Dif. Eq. General solution is sum of homogeneous and particular solutions Why is the general solution to ordinary first order differential equations a sum of homogeneous(Setting the inhomogeneous term to 0) and particular(satisfies the differential equation but not necessarily the initial conditions) solutions?
$x=x_{h}+x_{p}$
I have tried finding a proof on the Internet but without a result.
Can someone give me a not too complicated mathematical proof(If possible) to why this relation is valid?
Thank you!
 A: Without initial or boundary conditions, the solution to your average DE is a family of solutions. For example, the solution set to $x' = x$ is $\{Ae^t\}$, a set parametrised by the value $A$.

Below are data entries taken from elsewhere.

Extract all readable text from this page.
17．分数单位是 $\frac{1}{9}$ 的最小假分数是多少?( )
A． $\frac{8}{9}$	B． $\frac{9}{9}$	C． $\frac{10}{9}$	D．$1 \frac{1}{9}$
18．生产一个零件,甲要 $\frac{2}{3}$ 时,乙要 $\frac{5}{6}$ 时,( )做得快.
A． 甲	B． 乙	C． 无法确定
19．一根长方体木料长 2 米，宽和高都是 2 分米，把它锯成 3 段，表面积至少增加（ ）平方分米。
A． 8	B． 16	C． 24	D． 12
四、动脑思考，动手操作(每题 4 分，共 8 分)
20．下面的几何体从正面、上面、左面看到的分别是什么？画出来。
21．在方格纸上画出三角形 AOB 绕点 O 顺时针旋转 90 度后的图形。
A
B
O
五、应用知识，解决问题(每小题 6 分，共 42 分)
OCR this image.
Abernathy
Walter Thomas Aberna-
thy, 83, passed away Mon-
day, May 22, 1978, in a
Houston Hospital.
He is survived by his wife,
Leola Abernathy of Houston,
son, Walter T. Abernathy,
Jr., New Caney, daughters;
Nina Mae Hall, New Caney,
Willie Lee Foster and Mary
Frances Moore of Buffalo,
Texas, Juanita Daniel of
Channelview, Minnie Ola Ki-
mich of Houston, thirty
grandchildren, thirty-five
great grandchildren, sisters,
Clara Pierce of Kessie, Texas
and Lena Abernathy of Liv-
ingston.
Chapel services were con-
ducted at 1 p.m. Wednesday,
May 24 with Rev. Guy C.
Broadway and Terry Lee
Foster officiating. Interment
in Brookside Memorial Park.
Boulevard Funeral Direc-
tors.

So, if $x_p$ is a particular solution to a given linear DE, and $x_h$ is a generic element of the solution set of the homogeneous DE, then at the very least you can show that $x = x_h + x_p$ represents a solution set to the original DE, because $x' = x_h' + x_p'$ and so on for all further derivatives. In other words, if the original DE is $a_0 x + a_1 x' + a_2 x'' + \ldots + a_n x^{(n)} = c$, then we have:
$\begin{eqnarray}a_0 x + a_1 x' + a_2 x'' + \ldots + a_n x^{(n)} & = & a_0 (x_h + x_p) + a_1 (x_h + x_p)' + \ldots + a_n (x_h + x_p)^{(n)} \\
 & = & a_0 x_h + a_0 x_p + a_1 x_h' + a_1 x_p' + \ldots + a_n x_h^{(n)} + a_n x_p^{(n)} \\
& = & \left( a_0 x_h + a_1 x_h' + \ldots + a_n x_h^{(n)} \right) + \left( a_0 x_p + a_1 x_p' + \ldots + a_n x_p^{(n)} \right) \\
& = & 0 + C\end{eqnarray}$
Because $x_h$ is a solution to the homogeneous DE $a_0 x_h + a_1 x_h' + \ldots + a_n x_h^{(n)} = 0$ and $x_p$ is a solution to the linear DE.
Thus, we at least know that if we add a particular solution and a homogeneous solution together, we get another solution to the DE. So if we add the entire homogeneous solution set to the particular solution we generate a set of functions that are also solutions to the original DE. So as long as we can then pick an element of that set that satisfies our boundary/initial conditions, we can generate the required solution to the DE.
Proof that (a) the set of all $x_h + x_p$ is the full solution set to the DE, and (b) that the method generates unique solutions are slightly trickier exercises.
A: Let us denote the linear differential operator by $D$. We write its corresponding differential equation as $D(x)=b$, with full solution set $\Omega$.
Let $p$ be any particular solution to the equation $D(x)=b$, such that $D(p)=b$.
Now consider the set $ S=\{p+h|h    \text{ satisfies the homogeneous equation}\}$. We will show that this is equal to the solution set. We will show set inclusion both ways.
First we will show that if a general solution exists, it is in this set.
Assume that $s\in \Omega$, the full solution set to the differential equation, then consider:
$D(s-p)=D(s)-D(p)=b-b=0$.
This means that $s-p$ is a homogeneous solution, therefore we know $s=p+(s-p)\in S$. Hence $ \Omega \subseteq S$
Finally, by linearity of differentiation we have for any $p+h \in S$ :
$D(p+h)=D(p)+D(h)=b+0=b$.
So $S\subseteq \Omega$.
Thus by mutual inclusion $S=\Omega$ $\square$.